2. The remote control of claim 1, wherein the top surface is a unitary sheet to which the antimicrobial material is affixed.

3. The remote control of claim 1, wherein the top surface comprises a material selected from a group comprising plastic, thermoplastic, and polytetrafluoroethylene.

4. The remote control of claim 1, wherein the top surface comprises polytetrafluoroethylene.

5. The remote control of claim 1, wherein the antimicrobial material comprises at least one selected from a group comprising microbicides, bacteristatics, bactericides, antimycotics, fungistatics, fungicides, viricides, and algicides.

6. The remote control of claim 1, wherein the antimicrobial material is selected from a group comprising fatty alcohol sulphates, alkylaryl sulphonates, quarternary ammonium connections, benzalconium chloride, halogen phenols, halogen salicylic anilides, phenolmercuriacetate a.s.o., phenylmercury acetate, silane-based materials, silver, silver-containing compounds, copper, copper-containing compounds, halides, halide-containing compounds, sulfonamides, and sulphur-containing compounds.

7. The remote control of claim 1, wherein the antimicrobial agent comprises 3-Trimethoxy silyl propyl dimethyl octadecyl ammonium chloride.

8. The remote control of claim 1, wherein the top surface comprises:

a substrate; and

an antimicrobial layer disposed on the substrate.

9. The remote control of claim 1, wherein the remote control is associated with at least one electronic device.

10. The remote control of claim 9, wherein the electronic device is selected from a group comprising televisions, stereos, cable boxes, lights, ceiling fans, digital video disk recorders and players, and video cassette recorders.

11. The remote control of claim 1, wherein the substrate excludes areas thereon where microbes may collect or incubate.

12. The remote control of claim 1, wherein the bottom housing comprises an antimicrobial material.

13. The remote control of claim 12, wherein the antimicrobial material comprises at least one selected from a group comprising microbicides, bacteristatics, bactericides, antimycotics, fungistatics, fungicides, viricides, and algicides.

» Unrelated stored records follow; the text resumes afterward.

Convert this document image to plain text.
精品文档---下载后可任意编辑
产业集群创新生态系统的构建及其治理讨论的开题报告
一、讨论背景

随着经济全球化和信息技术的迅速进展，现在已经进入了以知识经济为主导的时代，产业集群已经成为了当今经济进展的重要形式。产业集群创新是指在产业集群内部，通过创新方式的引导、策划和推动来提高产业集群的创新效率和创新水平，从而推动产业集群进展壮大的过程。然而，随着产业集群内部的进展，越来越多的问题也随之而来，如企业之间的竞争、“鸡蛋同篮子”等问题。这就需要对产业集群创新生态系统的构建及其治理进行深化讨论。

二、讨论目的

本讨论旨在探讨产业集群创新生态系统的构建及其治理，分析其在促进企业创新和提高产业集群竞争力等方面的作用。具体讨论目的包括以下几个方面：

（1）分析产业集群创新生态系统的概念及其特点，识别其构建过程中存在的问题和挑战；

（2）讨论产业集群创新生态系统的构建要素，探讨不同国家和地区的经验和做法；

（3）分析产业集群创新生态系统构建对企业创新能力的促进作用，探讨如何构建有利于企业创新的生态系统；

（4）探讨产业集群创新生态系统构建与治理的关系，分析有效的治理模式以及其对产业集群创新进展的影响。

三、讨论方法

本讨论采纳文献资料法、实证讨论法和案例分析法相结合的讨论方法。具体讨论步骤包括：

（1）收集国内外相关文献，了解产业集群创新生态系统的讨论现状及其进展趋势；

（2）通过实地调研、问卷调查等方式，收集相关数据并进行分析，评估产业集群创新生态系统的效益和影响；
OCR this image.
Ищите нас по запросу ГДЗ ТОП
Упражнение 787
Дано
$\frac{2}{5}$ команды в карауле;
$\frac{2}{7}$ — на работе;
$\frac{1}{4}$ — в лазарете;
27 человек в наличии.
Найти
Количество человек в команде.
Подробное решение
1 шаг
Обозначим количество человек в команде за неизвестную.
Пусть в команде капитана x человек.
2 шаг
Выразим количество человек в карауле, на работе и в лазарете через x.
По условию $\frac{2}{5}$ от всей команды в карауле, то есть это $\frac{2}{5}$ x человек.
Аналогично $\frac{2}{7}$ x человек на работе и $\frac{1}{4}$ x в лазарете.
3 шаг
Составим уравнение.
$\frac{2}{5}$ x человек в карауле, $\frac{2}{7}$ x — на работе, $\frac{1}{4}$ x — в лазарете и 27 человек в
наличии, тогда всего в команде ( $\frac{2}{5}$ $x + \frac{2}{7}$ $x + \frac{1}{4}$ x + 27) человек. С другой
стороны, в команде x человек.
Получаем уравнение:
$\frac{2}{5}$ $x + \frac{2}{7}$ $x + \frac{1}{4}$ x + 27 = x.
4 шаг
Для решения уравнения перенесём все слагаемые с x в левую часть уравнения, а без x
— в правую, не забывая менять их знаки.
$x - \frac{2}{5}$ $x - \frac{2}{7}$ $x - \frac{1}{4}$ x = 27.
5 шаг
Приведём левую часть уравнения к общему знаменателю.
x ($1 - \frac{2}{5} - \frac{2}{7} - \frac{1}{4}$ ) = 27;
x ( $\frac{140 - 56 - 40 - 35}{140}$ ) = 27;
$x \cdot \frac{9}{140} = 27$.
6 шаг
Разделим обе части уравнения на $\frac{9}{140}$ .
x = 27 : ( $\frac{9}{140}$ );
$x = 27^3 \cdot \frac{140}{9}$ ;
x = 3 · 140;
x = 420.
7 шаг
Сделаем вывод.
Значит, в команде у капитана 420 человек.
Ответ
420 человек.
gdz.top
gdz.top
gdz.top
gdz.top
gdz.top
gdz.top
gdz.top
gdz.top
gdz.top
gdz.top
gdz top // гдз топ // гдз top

14. The remote control of claim 12, wherein the antimicrobial material is selected from a group comprising fatty alcohol sulphates, alkylaryl sulphonates, quarternary ammonium connections, benzalconium chloride, halogen phenols, halogen salicylic anilides, phenolmercuriacetate a.s.o., phenylmercury acetate, silane-based materials, silver, silver-containing compounds, copper, copper-containing compounds, halides, halide-containing compounds, sulfonamides, and sulphur-containing compounds.

15. The remote control of claim 12, wherein the antimicrobial agent comprises 3-Trimethoxy silyl propyl dimethyl octadecyl ammonium chloride.

16. The remote control of claim 1, wherein the bottom housing comprises:

a substrate; and

an antimicrobial layer disposed on the substrate.

17. The remote control of claim 16, wherein the antimicrobial material comprises at least one selected from a group comprising microbicides, bacteristatics, bactericides, antimycotics, fungistatics, fungicides, viricides, and algicides.

18. The remote control of claim 16, wherein the antimicrobial material is selected from a group comprising fatty alcohol sulphates, alkylaryl sulphonates, quarternary ammonium connections, benzalconium chloride, halogen phenols, halogen salicylic anilides, phenolmercuriacetate a.s.o., phenylmercury acetate, silane-based materials, silver, silver-containing compounds, copper, copper-containing compounds, halides, halide-containing compounds, sulfonamides, and sulphur-containing compounds.

19. The remote control of claim 16, wherein the antimicrobial agent comprises 3-Trimethoxy silyl propyl dimethyl octadecyl ammonium chloride.